Sebagaimana tema dalam Peringatan Hari Pendidikan Nasional tahun 2010 ini, “Pendidikan Karakter untuk Membangun Peradaban Bangsa”. Oleh karena itu, sangat tepat sekali, jika dengan mo- mentum hardiknas 2010 ini, pemerintah mengusung tema pendidikan karakter. Oleh karena itu, agar dampak pendidikan karakter benar-benar da pat berhasil, maka yang pertama-tama harus dilakukan terkait “proyek”.
Bambang Q-Anees dan Adang Hambali dalam bukunya, menye- but kan bahwa pendidikan karakter berdiri di atas dua pijakan.
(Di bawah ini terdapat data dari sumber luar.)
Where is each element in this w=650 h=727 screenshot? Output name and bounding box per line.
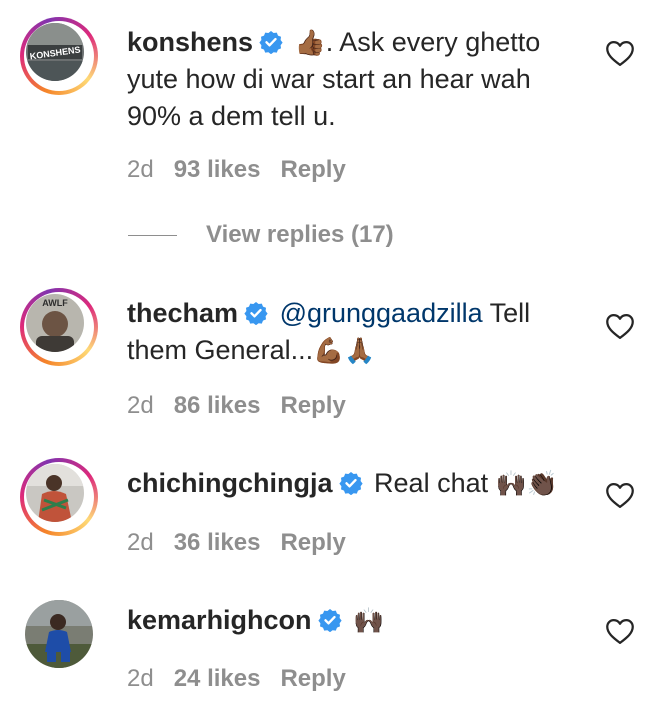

Namun, yang perlu diingat adalah tugas-tugas guru di atas seharusnya tidak hanya dipandang sebagai formalitasbirokrasi saja, melainkan guru harus menyadari di balik itu semua menyimpan misi pendidikan karakter yang nyata. Pendidikan karakter justru lebih terbentuk ketika guru bersama-sama dengan siswa dan anggota komunitas sekolah berjuang jatuh bangun untuk menghayati visi dan merealisasikan nilainilai pen didikan dalam hidup mereka secara bersama-sama.